Last week, we released Part 1 of our deep-dive polling on North Carolina’s Latino voters. That release covered the U.S. Senate race, top issues for these voters, views on the 2020 election and more. Today, we’re releasing Part 2, in which we asked these voters where they come down on a range of issues facing North Carolina and the country as a whole.
As a refresher, Latino voters are the fastest-growing constituency in North Carolina’s electorate. Over the last decade, this population has grown 40%, to well over a million residents in the state. Importantly for our politics, North Carolina’s Latino voters are also much younger than the general population, and large numbers are aging into not just eligible voting age, but also their prime voting years.
In partnership with Enlace Latino NC and the New North Carolina Project, Carolina Forward commissioned Change Research to poll eligible and likely Latino voters across the state. Here’s what they told us.
Socially, Economically Center-Left
On several key social and economic issues, North Carolina’s Latino voters are generally left-of-center to moderate.
Voters in this poll demonstrated solid support abortion rights.

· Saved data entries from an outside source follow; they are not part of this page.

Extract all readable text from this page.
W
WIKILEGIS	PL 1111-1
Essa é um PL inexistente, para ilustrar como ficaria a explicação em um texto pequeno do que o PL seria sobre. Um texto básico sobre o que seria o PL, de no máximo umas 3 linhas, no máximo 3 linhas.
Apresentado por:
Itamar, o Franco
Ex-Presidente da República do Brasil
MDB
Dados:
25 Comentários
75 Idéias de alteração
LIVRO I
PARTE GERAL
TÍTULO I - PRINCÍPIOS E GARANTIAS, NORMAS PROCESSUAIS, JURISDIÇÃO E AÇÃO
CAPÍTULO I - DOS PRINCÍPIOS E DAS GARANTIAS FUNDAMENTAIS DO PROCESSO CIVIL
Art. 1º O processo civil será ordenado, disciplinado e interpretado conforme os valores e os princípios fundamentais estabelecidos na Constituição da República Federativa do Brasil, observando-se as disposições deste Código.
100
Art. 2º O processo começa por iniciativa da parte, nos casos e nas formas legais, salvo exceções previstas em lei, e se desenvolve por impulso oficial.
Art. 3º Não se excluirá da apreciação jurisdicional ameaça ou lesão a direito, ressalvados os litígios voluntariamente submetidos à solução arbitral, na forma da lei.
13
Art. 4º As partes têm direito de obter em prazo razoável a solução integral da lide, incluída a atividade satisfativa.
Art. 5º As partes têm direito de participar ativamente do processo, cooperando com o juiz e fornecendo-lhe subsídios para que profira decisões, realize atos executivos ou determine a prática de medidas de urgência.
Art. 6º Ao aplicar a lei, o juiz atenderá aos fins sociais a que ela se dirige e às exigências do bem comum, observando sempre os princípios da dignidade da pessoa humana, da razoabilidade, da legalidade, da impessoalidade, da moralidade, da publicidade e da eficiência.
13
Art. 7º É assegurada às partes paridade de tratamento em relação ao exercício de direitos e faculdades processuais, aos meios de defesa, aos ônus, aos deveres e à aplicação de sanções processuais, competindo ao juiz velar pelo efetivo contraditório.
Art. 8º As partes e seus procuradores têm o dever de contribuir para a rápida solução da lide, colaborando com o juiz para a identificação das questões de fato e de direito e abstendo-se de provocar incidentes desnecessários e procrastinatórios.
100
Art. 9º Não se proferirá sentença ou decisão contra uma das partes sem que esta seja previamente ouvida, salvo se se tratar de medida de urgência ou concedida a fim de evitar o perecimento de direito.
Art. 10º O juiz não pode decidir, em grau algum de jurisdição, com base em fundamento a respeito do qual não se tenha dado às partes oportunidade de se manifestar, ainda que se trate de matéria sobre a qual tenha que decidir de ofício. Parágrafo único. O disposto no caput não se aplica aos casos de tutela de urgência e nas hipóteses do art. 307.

A full 74% support keeping abortion legal, including a plurality (43%) who agree with the decision personally. Less than half of that, only 1 in 5 of these voters, thinks abortion should be illegal. More than half of Republican Latino voters agrees that abortion should remain legal:
This level of support puts Latino voters slightly to the left of the mainstream of North Carolina's general electorate, which consistently supports abortion rights.
The same orientation towards personal freedom extends to marriage rights as well. A supermajority of Latino voters, and young ones most of all, believe that same-sex marriage should remain legal. Even Republican Latino voters are almost equally split on the issue:
With union organizing quickly accelerating around the country (even in North Carolina), more and more workers are considering collective bargaining as a tool to rebalance power between themselves and corporate management. Latino voters appear quite open to unionization. A plurality (46%) say they'd be "very" or "somewhat" likely to join a union in their own workplace, with younger workers particularly open to the idea:
Citizenship, Licenses, Medicaid
By a 3-to-1 margin, Latino voters agree that undocumented migrants should be given a pathway to legal citizenship. We find net support for such a pathway in every single measured Latino voter cohort, including Republicans:
On this issue, Latino voters are once again consistent with the general voter population, which also supports a pathway to citizenship by solid - though narrower - margins.
Particularly among the immigrant community, driver's licenses have been a major issue for years. Undocumented immigrants are currently unable to legally obtain a driver's license in North Carolina, which presents a serious public safety risk. Several Democrats in the General Assembly have introduced bills that would permit undocumented immigrants to obtain a legal driver's license, but those attempts have failed in the Republican-controlled legislature.
By another large margin, Latino voters overwhelmingly support letting undocumented migrants obtain a legal driver's license:
Lastly, Medicaid expansion has been a perennial issue in North Carolina politics for the last decade-plus. There is now widespread consensus that Medicaid expansion is the right policy for the state. Not only have 39 other states (plus D.C.) done it successfully, but North Carolina's own rural healthcare system is badly strained without the resources expansion would offer. Even stubborn Republican opposition has begun to soften under the weight of the evidence.
Latino voters again overwhelmingly support expanding Medicaid. It wins outright majority support in all measured voter cohorts but one, and even among Republican Latino voters, it still wins net-positive support:
Latino voters, and its younger voters most of all, have yet to fall into a consistent voting pattern from one cycle to the next. They are far from monolithic as a group, and both parties will have to work hard to woo them. Nevertheless, that job appears much harder for one side than another.